No longer science fiction: Artificial intelligence and robotics are transforming healthcare

No longer science fiction: Artificial intelligence and robotics are transforming healthcare
Artificial intelligence – AI – is getting increasingly sophisticated at doing what humans do, albeit more efficiently, more quickly, and more cheaply. While AI and robotics are becoming a natural part of our everyday lives, their potential within healthcare is vast.
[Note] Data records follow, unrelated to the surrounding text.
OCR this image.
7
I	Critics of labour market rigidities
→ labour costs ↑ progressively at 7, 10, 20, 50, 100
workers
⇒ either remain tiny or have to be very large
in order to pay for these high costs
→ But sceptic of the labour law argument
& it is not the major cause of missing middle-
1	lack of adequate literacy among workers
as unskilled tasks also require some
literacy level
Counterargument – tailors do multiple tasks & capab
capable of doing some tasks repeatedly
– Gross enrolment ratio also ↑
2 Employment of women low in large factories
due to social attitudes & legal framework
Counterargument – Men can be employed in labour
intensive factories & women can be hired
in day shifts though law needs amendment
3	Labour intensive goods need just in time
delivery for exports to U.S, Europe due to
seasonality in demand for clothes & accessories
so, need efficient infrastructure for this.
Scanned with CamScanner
Most of us are barely aware of it, but AI is everywhere we turn – it’s in our cars, telling us when it’s time for the engine to be serviced based on our driving patterns; it’s in our everyday Google searches and the suggestions from Amazon that follow us around the web; it’s the chatbot on the end of the telephone in call service centres. In homes, workplaces and clinical environments around the world, intelligent technologies such as AI and robots are supporting, diagnosing and treating people. How we embrace AI and robotics to complement and enhance healthcare services today will define our ability to deliver more effective, efficient and responsive healthcare services that reap improved health outcomes, which enabling individuals to own and manage their daily health needs. Healthcare organisations will need to consider which tasks are more suited for whom – man or machine
– and reallocate resources to ensure that the patients who need the human touch have access to the care they need. Megatrends in healthcare There are a number of megatrends converging in healthcare that are setting the scene for the adoption of intelligent technologies. The value challenge. In countries across the globe, not least Sweden, there is an escalating demand driven by long-term and chronic disease and rising healthcare costs, exacerbated by an ageing population and limited resources (finances, workforce specialists, etc.). Today, persons with one or more chronic diseases contribute to around 85% of total healthcare expenditure in Sweden.1 Chronic disease will be a mounting challenge – the prevalence of chronic disease is naturally related to age and the population will continue to grow older, with the proportion of the Swedish population aged 85 years and above set to double by the year 2050.